4 responses to “Graph of the Day: Carbon pollution set to end era of stable climate”

  1. No Bicycle Avatar
    No Bicycle

    Impossible to check the validity of this report without paying money over to Science website.
    Current approaches to reducing emissions will bankrupt the world and institute a dystopia.
    I applaud this websites publication of information on solar, but why does this website not publish new nuclear approaches to clean energy generation and why politicians do not fund them:
    Dystopian politics and alarmist warmism is not the answer to this problem, technology is. So why is technology almost ignored by governments who control 50-60 % of our wealth through taxation? This is a pressing subject for this website.

    1. Ray Wills Avatar

      Eh? No Bicycle? Get a damn bicycle! 🙂

      I’m prepared to put my name to a reply.

      Not impossible to check the validity of the report by reading the various science journal editorials very competently summarising the study (and no, don’t just rely on the media ones – present company excepted Giles).

      But it seems you don’t trust them, so if that’s not good enough for you and want to look at the report in detail, then shut up, participate in the market, observe the market rules, and pay your money.
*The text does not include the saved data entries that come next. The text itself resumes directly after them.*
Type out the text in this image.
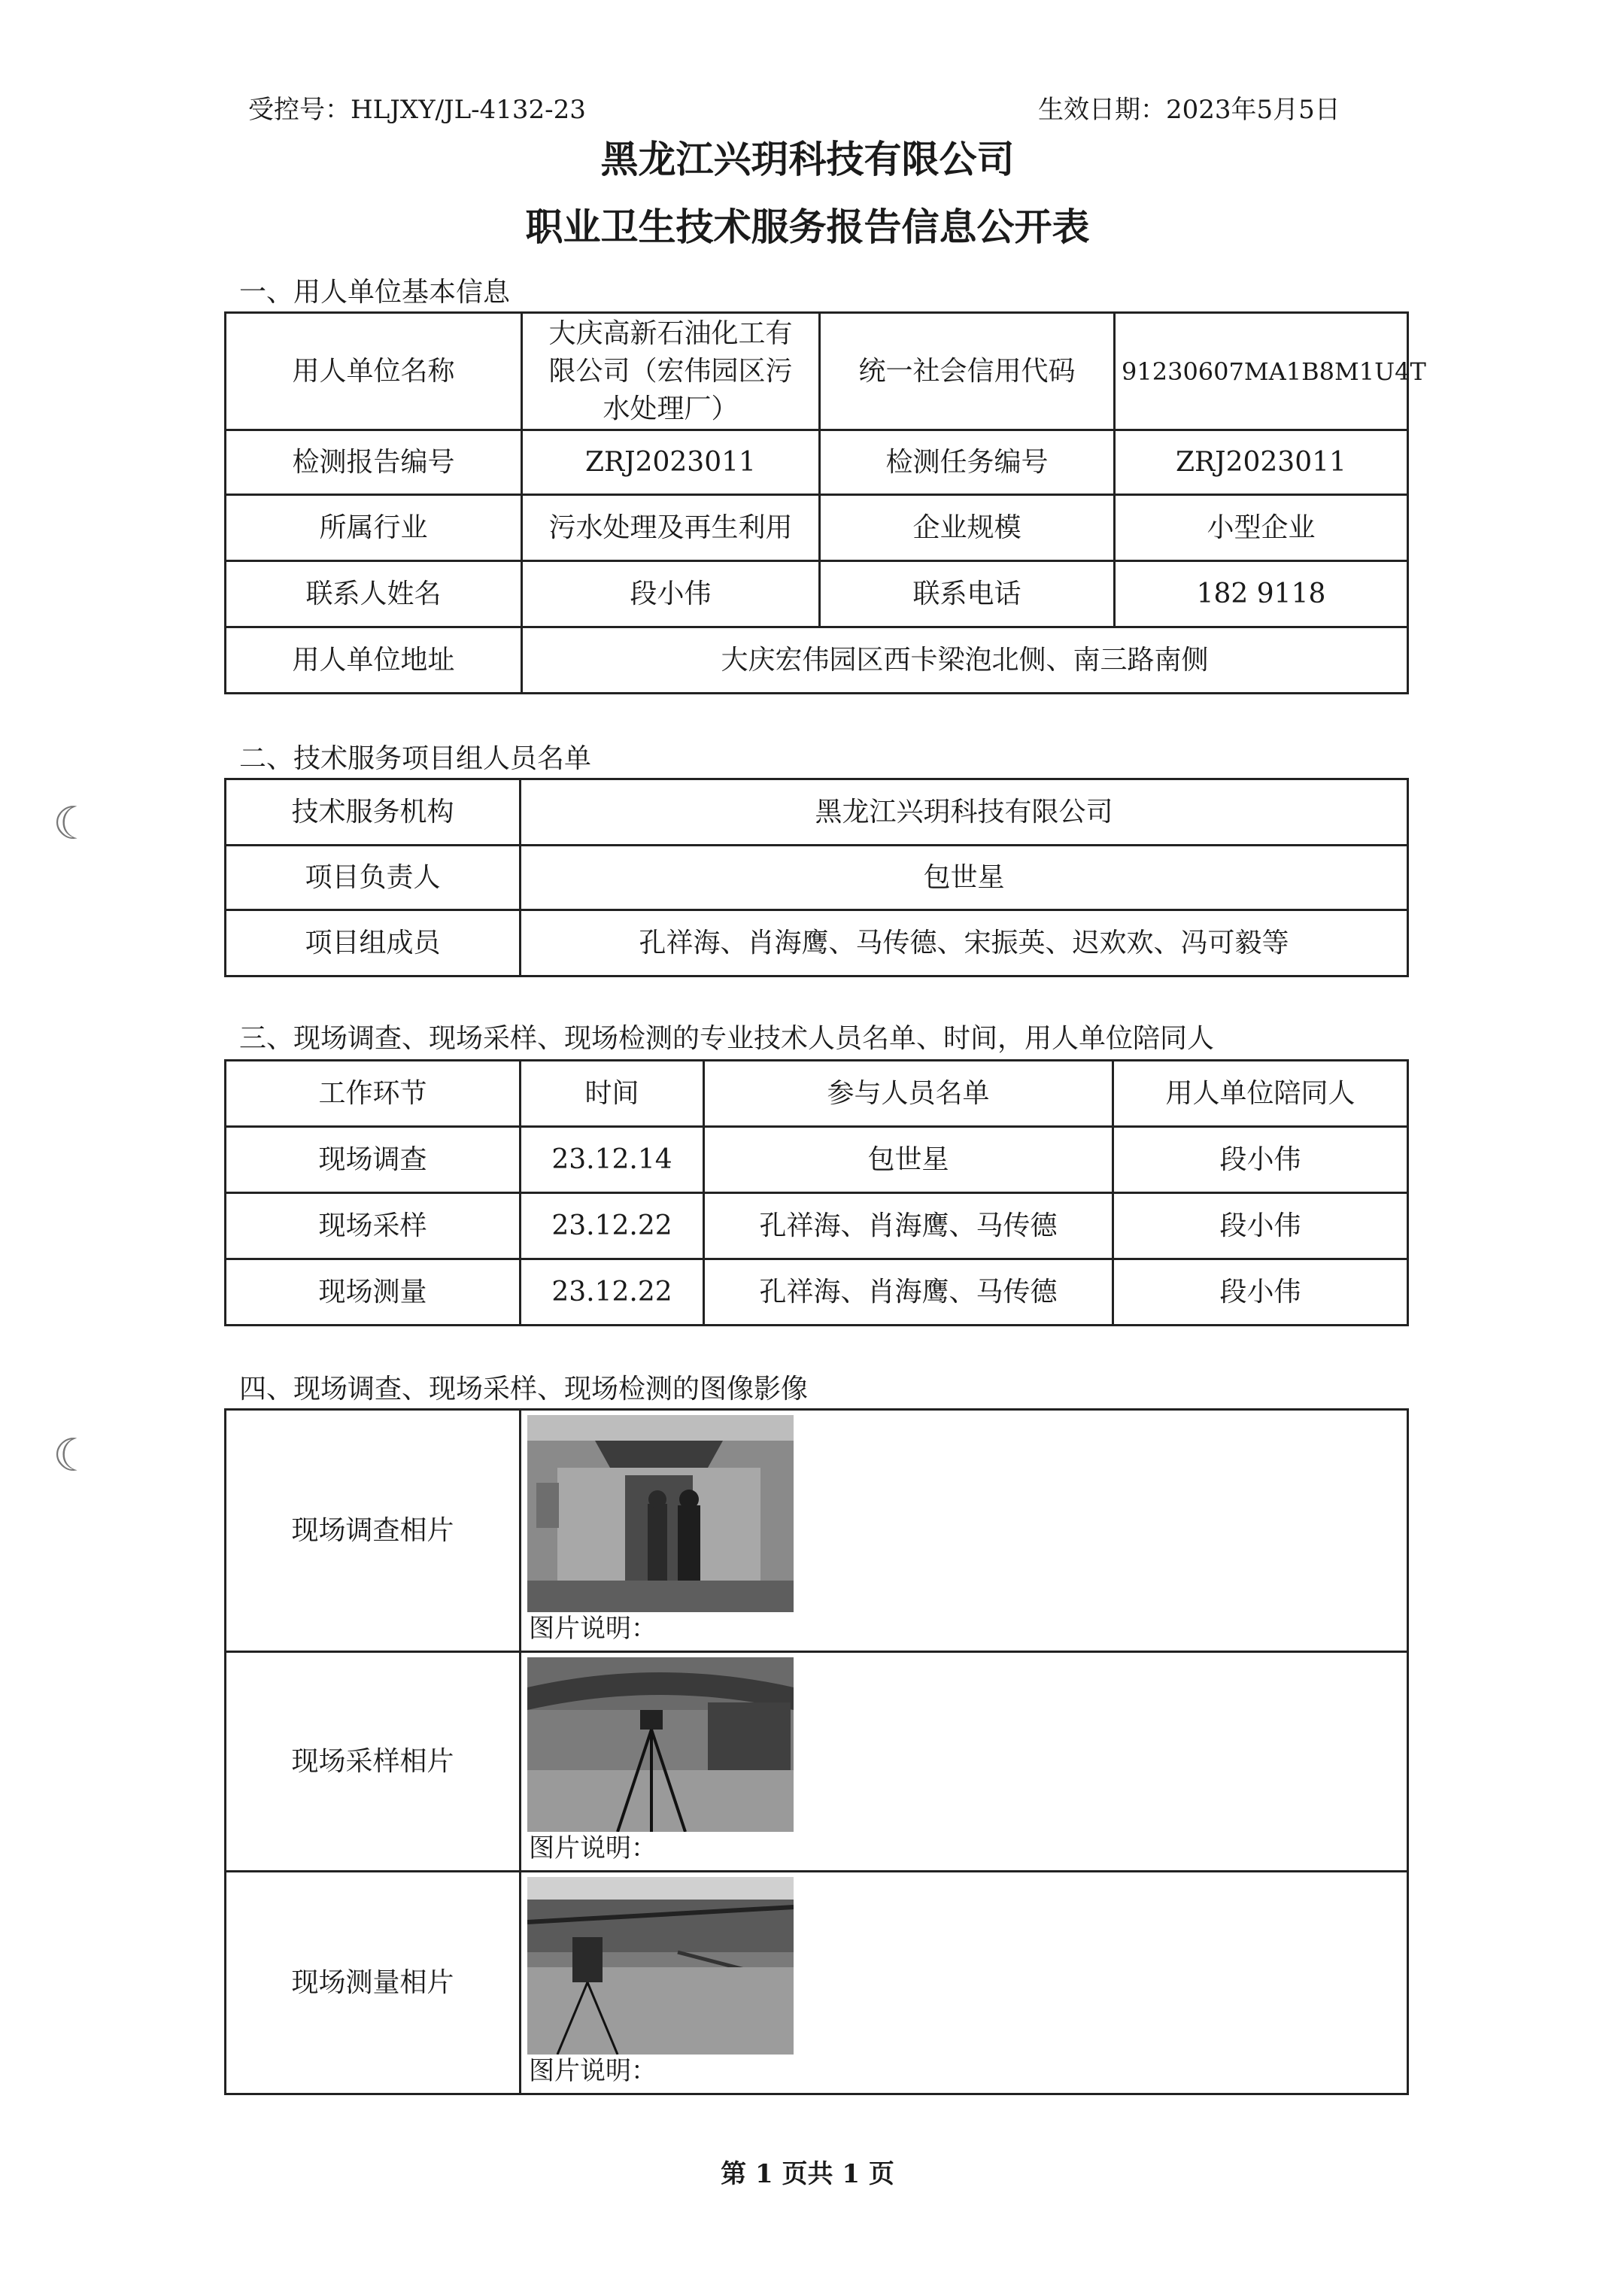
☾
☾
受控号：HLJXY/JL-4132-23	生效日期：2023年5月5日
黑龙江兴玥科技有限公司
职业卫生技术服务报告信息公开表
一、用人单位基本信息
用人单位名称	大庆高新石油化工有限公司（宏伟园区污水处理厂）	统一社会信用代码	91230607MA1B8M1U4T
检测报告编号	ZRJ2023011	检测任务编号	ZRJ2023011
所属行业	污水处理及再生利用	企业规模	小型企业
联系人姓名	段小伟	联系电话	182 9118
用人单位地址	大庆宏伟园区西卡梁泡北侧、南三路南侧		
二、技术服务项目组人员名单
技术服务机构	黑龙江兴玥科技有限公司
项目负责人	包世星
项目组成员	孔祥海、肖海鹰、马传德、宋振英、迟欢欢、冯可毅等
三、现场调查、现场采样、现场检测的专业技术人员名单、时间，用人单位陪同人
工作环节	时间	参与人员名单	用人单位陪同人
现场调查	23.12.14	包世星	段小伟
现场采样	23.12.22	孔祥海、肖海鹰、马传德	段小伟
现场测量	23.12.22	孔祥海、肖海鹰、马传德	段小伟
四、现场调查、现场采样、现场检测的图像影像
现场调查相片	图片说明：

现场采样相片	图片说明：

现场测量相片	图片说明：
第 1 页共 1 页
      Or don’t you believe in free enterprise? Who says everything in life is free?

      Not sure what you base your thesis that ‘governments who control 50-60 % of our wealth through taxation’ – last I looked the Federal Budget was around $300 billion and Australian GDP was closer to $1.5 trillion suggesting the most you could claim for government is 20%, at most 25%? Or am I missing something? Always happy to be educated about things I don’t know enough about.
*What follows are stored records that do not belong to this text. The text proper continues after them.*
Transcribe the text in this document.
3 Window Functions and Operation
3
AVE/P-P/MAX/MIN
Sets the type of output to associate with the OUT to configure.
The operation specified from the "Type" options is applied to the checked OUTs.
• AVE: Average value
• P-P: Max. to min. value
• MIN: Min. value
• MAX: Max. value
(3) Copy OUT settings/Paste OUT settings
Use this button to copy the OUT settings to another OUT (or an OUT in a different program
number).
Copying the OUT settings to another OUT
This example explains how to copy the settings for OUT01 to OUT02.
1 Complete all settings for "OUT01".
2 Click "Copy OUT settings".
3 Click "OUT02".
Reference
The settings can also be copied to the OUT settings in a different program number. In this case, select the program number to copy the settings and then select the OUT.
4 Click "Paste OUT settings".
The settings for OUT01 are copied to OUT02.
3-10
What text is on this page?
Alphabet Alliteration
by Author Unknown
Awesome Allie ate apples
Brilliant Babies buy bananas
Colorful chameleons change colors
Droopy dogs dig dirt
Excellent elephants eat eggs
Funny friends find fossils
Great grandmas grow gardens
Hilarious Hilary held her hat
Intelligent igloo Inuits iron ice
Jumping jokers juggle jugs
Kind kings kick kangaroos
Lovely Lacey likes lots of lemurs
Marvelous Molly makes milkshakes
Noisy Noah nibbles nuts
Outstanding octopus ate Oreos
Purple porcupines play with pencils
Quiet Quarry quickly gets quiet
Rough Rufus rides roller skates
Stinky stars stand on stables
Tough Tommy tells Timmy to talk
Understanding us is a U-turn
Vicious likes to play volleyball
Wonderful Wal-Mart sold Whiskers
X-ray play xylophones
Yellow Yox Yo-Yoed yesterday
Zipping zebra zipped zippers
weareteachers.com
      But I do agree with you that governments have really not tackled the matter of adopting low emissions energy as well as they could, and yes there should be more discussion of nuclear along side renewables, but one that is clear on capital costs and fair market appraisals, and properly considers the need for a community licence to operate and is inclusive of all commercial risks.

      And there is a large hole in your logic – if you really believe governments being involved in “current approaches to reducing will bankrupt the world”, then surely governments being involved in “new nuclear approaches to clean energy generation” and “why politicians do not fund them” would simply have the same result and bankrupt the world?
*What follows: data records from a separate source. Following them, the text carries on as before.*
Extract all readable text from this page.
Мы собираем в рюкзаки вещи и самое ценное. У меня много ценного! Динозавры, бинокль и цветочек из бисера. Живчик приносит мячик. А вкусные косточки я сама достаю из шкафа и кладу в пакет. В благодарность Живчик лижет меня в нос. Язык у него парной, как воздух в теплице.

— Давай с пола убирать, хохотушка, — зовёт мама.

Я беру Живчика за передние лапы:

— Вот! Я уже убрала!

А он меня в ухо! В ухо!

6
      I must clarify that I don’t agree with you on this contention – our current approach is not bankrupting the world – there is enormous evidence that renewable energy is transformative and coming cheaper, faster and better than even the optimists imagined – and surprising even to me is that governments do actually deserve some kudos.

      Ideologs that argue that nuclear can be the only answer to “alarmist warmism” I suspect have a barrow to push (which explains why they have no bicycle).

    2. John Avatar
      John

      New nuclear approaches? Are you referring to Gen 4 reactors which will require huge amounts of taxpayer funds and many years to get going? And meanwhile we are stuck with Gen3 nuclear pollution that has to be contained also at enormous economic, social and environmental cost. Why go down this route when we have much cheaper and safer solar and wind energy generation? As for “no bicycle” you may inadvertently be alluding to the great energy and environmental savings to be made with a conserving lifestyle.

  2. Mark Plackett Avatar
    Mark Plackett

    Makes a nonsense of the calls by some commentators to adapt to climate change. A truly grim scenario warranting urgent action by all governments and political parties.